### Creating Knowledge Graphs from Textual Data: Finding Hidden Connections

Knowledge graphs have emerged as a powerful way to visualize and understand relationships between different pieces of information, transforming unstructured text into a structured network of entities and their relationships. We will guide you through a simple workflow for creating a knowledge graph from textual data, making complex information more accessible and easier to understand.

Here’s what we are going to do in this project:

![image](./knowledge-graph-data-pipeline.jpg)

*Our knowledge graph from textual data pipeline.*

Before creating a knowledge graph, it is essential to understand the difference between **knowledge graphs** and **knowledge bases,** as these terms are often mistakenly interchanged.

A **Knowledge Base (KB)** is a collection of structured information about a specific domain. A **Knowledge Graph** is a form of **Knowledge Base** organized as a graph. In a **Knowledge Graph,** `nodes` represent *entities*, and `edges` represent the *relationships between these entities*. For instance, from the sentence “Fabio lives in Italy,” we can derive the relationship triplet `<Fabio, lives in, Italy>`, where “Fabio” and “Italy” are the entities, and “lives in” represents their connection.
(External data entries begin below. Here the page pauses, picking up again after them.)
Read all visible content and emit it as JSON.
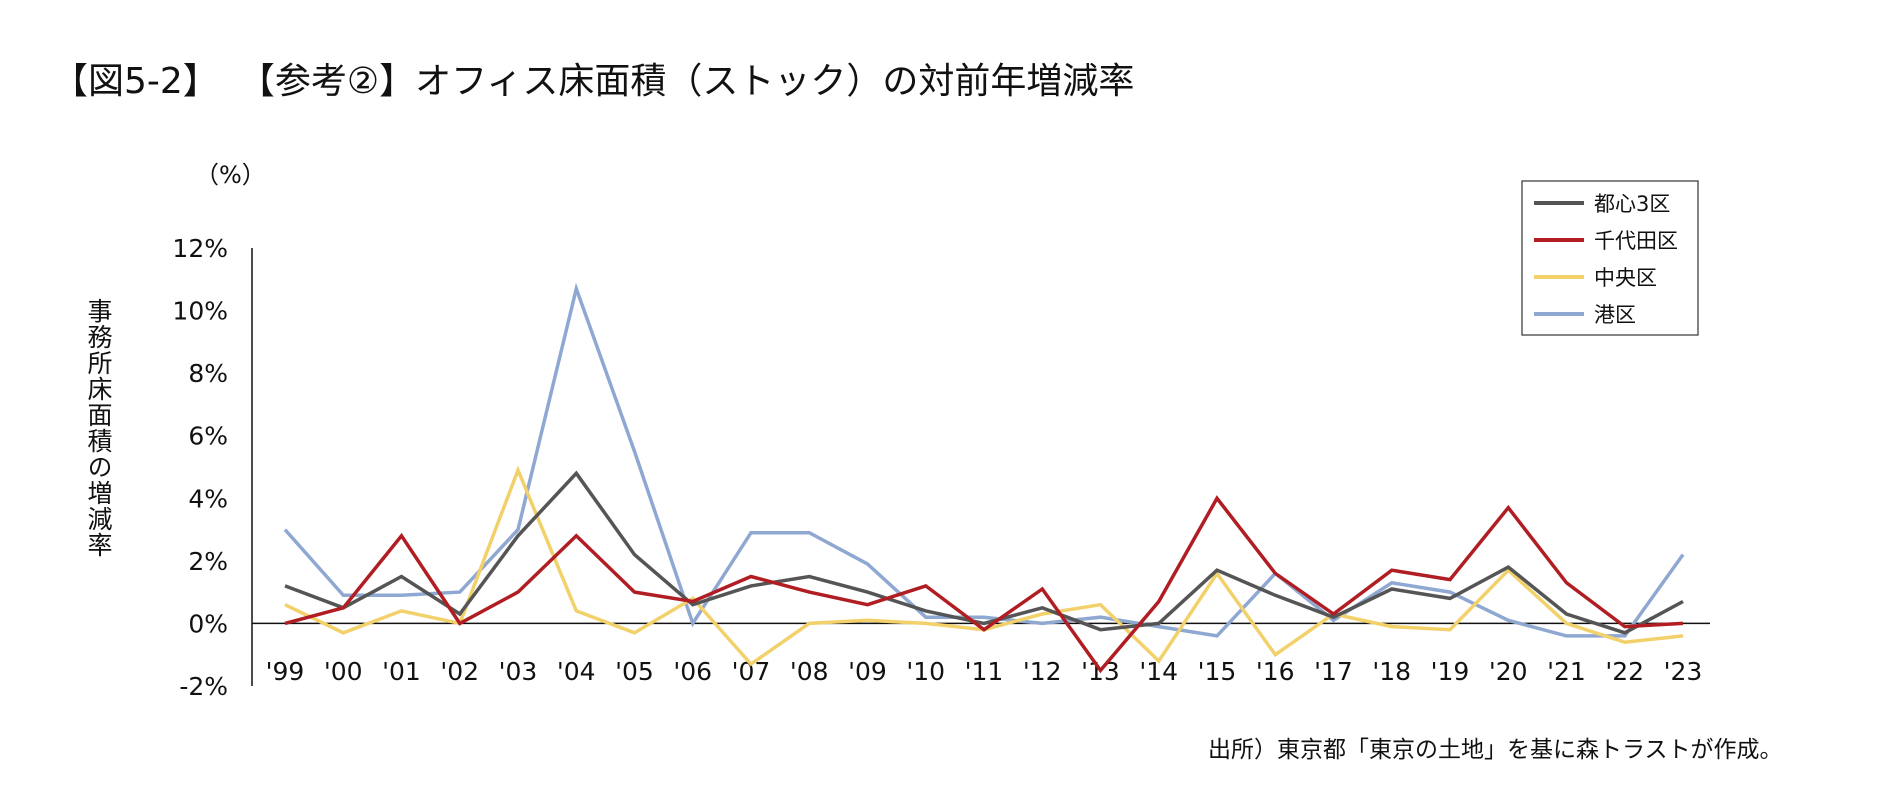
{
  "title": {
    "figure_no": "【図5-2】",
    "text": "【参考②】オフィス床面積（ストック）の対前年増減率"
  },
  "unit_label": "（%）",
  "y_axis_label": "事務所床面積の増減率",
  "source": "出所）東京都「東京の土地」を基に森トラストが作成。",
  "chart_data": {
    "type": "line",
    "title": "【参考②】オフィス床面積（ストック）の対前年増減率",
    "xlabel": "",
    "ylabel": "事務所床面積の増減率",
    "ylim": [
      -2,
      12
    ],
    "yticks": [
      -2,
      0,
      2,
      4,
      6,
      8,
      10,
      12
    ],
    "ytick_labels": [
      "-2%",
      "0%",
      "2%",
      "4%",
      "6%",
      "8%",
      "10%",
      "12%"
    ],
    "categories": [
      "'99",
      "'00",
      "'01",
      "'02",
      "'03",
      "'04",
      "'05",
      "'06",
      "'07",
      "'08",
      "'09",
      "'10",
      "'11",
      "'12",
      "'13",
      "'14",
      "'15",
      "'16",
      "'17",
      "'18",
      "'19",
      "'20",
      "'21",
      "'22",
      "'23"
    ],
    "legend_position": "top-right",
    "series": [
      {
        "name": "都心3区",
        "color": "#555555",
        "values": [
          1.2,
          0.5,
          1.5,
          0.3,
          2.8,
          4.8,
          2.2,
          0.6,
          1.2,
          1.5,
          1.0,
          0.4,
          0.0,
          0.5,
          -0.2,
          0.0,
          1.7,
          0.9,
          0.2,
          1.1,
          0.8,
          1.8,
          0.3,
          -0.3,
          0.7
        ]
      },
      {
        "name": "千代田区",
        "color": "#b01e23",
        "values": [
          0.0,
          0.5,
          2.8,
          0.0,
          1.0,
          2.8,
          1.0,
          0.7,
          1.5,
          1.0,
          0.6,
          1.2,
          -0.2,
          1.1,
          -1.5,
          0.7,
          4.0,
          1.6,
          0.3,
          1.7,
          1.4,
          3.7,
          1.3,
          -0.1,
          0.0
        ]
      },
      {
        "name": "中央区",
        "color": "#f2d16b",
        "values": [
          0.6,
          -0.3,
          0.4,
          0.0,
          4.9,
          0.4,
          -0.3,
          0.8,
          -1.3,
          0.0,
          0.1,
          0.0,
          -0.2,
          0.3,
          0.6,
          -1.2,
          1.6,
          -1.0,
          0.3,
          -0.1,
          -0.2,
          1.7,
          0.0,
          -0.6,
          -0.4
        ]
      },
      {
        "name": "港区",
        "color": "#8fa8d2",
        "values": [
          3.0,
          0.9,
          0.9,
          1.0,
          3.0,
          10.7,
          5.5,
          0.0,
          2.9,
          2.9,
          1.9,
          0.2,
          0.2,
          0.0,
          0.2,
          -0.1,
          -0.4,
          1.6,
          0.1,
          1.3,
          1.0,
          0.1,
          -0.4,
          -0.4,
          2.2
        ]
      }
    ]
  }
}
A **knowledge graph** is a subtype of a **knowledge base**; however, it is not always associated with one.

Building a knowledge graph generally involves two main steps:

1.  **Named Entity Recognition (NER):**  This step focuses on identifying and extracting entities from the text, which will serve as the nodes in the knowledge graph.
2.  **Relation Classification (RC):**  This step focuses on identifying and classifying the relationships between the extracted entities, forming the edges of the knowledge graph.

The **knowledge graph** is often visualized using tools like **pyvis**.

To enhance the process of creating a **knowledge graph** from text, additional steps can be integrated, such as:

-   **Entity Linking:**  This step helps to normalize different mentions of the same entity. For example, “Napoleon” and “Napoleon Bonaparte” would be linked to a common reference, such as their Wikipedia page.
-   **Source Tracking:**  This involves recording the origin of each piece of information, like the URL of the article or the specific text fragment it came from. Tracking sources helps assess the information’s credibility (for example, a relationship is considered more reliable if multiple reputable sources verify it).

In this project, we will simultaneously do **Named Entity Recognition** and **Relation Classification** through an effective prompt. This combined approach is often referred to as **Relation Extraction (RE)**.